How to Incorporate in West Virginia!
West Virginia Secretary of State – Business Division
1900 Kanawha Boulevard East
Building 1, Suite 157-K
Charleston, WV 25305-0001
Statutory Authority: West Virginia Business Corporation Act — W. Va. Code § 31D (2012)
West Virginia Incorporation General Filing Instructions
1. Confirm availability of company name and reserve if necessary.
2. Complete the “Articles of Incorporation.”
3. Submit the completed documents, along with a photocopy and your filing fees, to the West Virginia Secretary of State.
West Virginia Articles of Incorporation
The following information is legally necessary and sufficient to form a for-profit corporation in West Virginia:
1. Company name
2. Principal office address
3. Company mailing address
4. Registered agent name and address
5. Email address where business correspondence may be received
6. Type of corporation
7. Total value of all authorized stock; quantity and par value of authorized shares
8. Business purpose
9. Name and address of each incorporator
10. Number of acres of land held or expected to be held in West Virginia
11. Contact person name and telephone
12. Printed name and signature of each incorporator
West Virginia Incorporation Fee Schedule
Application for Name Reservation: $15.00
Articles of Incorporation: $50.00
Certificate of Authority: $100.00
Certified Copy: $15.00
Annual Report: $25.00
Articles of Dissolution: $25.00
Your company name must end with a corporate designator. In West Virginia the specific corporate designators are: “Incorporated” “Corporation” “Company” “Limited” “Inc.” “Corp.” “Co.” “Ltd.”
Conduct an entity name search on the West Virginia Secretary of State’s website to confirm the availability of your company name.
If the name you want is available you can reserve it for 120 days by filing an “Application for Name Reservation” and paying a name reservation fee of $15.00. NOTE: Reserving your company name is optional.
The registered agent maintains a physical presence in the state to accept service of process, annual report notices, and other communications directed to the company and to forward the same to the company to which the service, notice, or communication is directed.
West Virginia requires that every business entity have and maintain a registered agent in the state. The registered agent may be either a West Virginia resident or active West Virginia business entity that has a West Virginia street address and consents to accept legal papers on your company’s behalf. Post office boxes and commercial personal mailboxes are not acceptable.
NOTE: Your company should not serve as its own registered agent. You can, however, personally serve as registered agent provided you are a West Virginia resident and have a West Virginia street address.
The state provided forms ask for and specify what is legally sufficient and necessary to form a West Virginia corporation.
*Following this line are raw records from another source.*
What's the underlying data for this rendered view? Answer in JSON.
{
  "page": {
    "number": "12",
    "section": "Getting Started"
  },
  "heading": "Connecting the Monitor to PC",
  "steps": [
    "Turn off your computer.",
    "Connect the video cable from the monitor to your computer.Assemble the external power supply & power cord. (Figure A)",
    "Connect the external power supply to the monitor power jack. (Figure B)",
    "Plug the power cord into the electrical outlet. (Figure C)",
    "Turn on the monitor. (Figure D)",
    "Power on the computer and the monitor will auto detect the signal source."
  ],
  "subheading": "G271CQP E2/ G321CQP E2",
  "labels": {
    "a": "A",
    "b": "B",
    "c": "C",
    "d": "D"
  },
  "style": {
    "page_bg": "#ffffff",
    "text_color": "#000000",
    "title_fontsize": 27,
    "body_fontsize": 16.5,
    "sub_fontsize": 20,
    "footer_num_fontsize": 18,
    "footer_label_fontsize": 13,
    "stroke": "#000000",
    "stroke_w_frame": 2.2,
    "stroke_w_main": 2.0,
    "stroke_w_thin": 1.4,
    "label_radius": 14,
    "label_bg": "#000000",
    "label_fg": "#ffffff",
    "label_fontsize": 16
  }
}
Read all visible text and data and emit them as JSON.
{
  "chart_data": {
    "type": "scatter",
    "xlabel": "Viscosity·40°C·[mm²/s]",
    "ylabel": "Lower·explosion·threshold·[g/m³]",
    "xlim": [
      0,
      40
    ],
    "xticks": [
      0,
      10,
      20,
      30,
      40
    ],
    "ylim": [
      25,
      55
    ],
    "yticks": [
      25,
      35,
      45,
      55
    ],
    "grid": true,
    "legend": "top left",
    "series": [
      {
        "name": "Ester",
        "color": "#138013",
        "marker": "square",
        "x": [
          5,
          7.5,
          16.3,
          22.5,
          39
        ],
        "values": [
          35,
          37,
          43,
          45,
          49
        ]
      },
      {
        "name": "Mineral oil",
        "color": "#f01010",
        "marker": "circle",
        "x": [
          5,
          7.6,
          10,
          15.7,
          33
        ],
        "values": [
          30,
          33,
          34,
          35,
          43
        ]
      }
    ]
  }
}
Nevertheless, West Virginia permits you to add other provisions to your Articles of Incorporation as an attachment.
The most common optional provisions are the following:
☐ Terms and qualifications of directors
☐ Terms and qualifications of officers
☐ Indemnification of directors
☐ Indemnification of officers
☐ Powers, rights, and responsibilities of shareholders
☐ Powers, rights and responsibilities of directors
☐ Powers, rights, and responsibilities of officers
☐ Designation of different classes of stock
☐ Preemptive rights
☐ Cumulative voting rights
☐ Close corporation election
Post formation and ongoing compliance
1. Draft and adopt bylaws.
2. Hold initial organizational meeting.
3. Obtain a federal employer identification number by completing IRS Form SS-4.
4. If electing S corporation status complete IRS Form 2553.
5. Open company bank account.
6. Create and maintain company records book.
7. Hold annual meetings.
8. File Annual Report.
9. Pay Business Franchise Tax.
Registering as a Foreign Entity
1. Complete an “Application for Certificate of Authority.”
2. Attach a “Certificate of “Existence”, dated during the current tax year, from the state official governing LLCs in the state where the limited liability company was organized.
3. Submit the completed documents, along with the $150.00 filing fee, to the West Virginia Secretary of State.
Dissolving a West Virginia Corporation
1. If your corporation has not commenced business or issued shares, you must complete “Articles of Dissolution of a WV Corporation Never Commencing Business.”
2. If your corporation has commenced doing business and issued shares, you must complete “Articles of Dissolution of a Voluntary Dissolution of a WV Corporation.”
3. Make sure all taxes, fees, penalties, interest, and etc. are paid to the West Virginia State Tax Department (the Secretary of State will request clearances from them).
4. Submit the appropriate form, along with one copy and the $25.00 filing fee, to the West Virginia Secretary or State.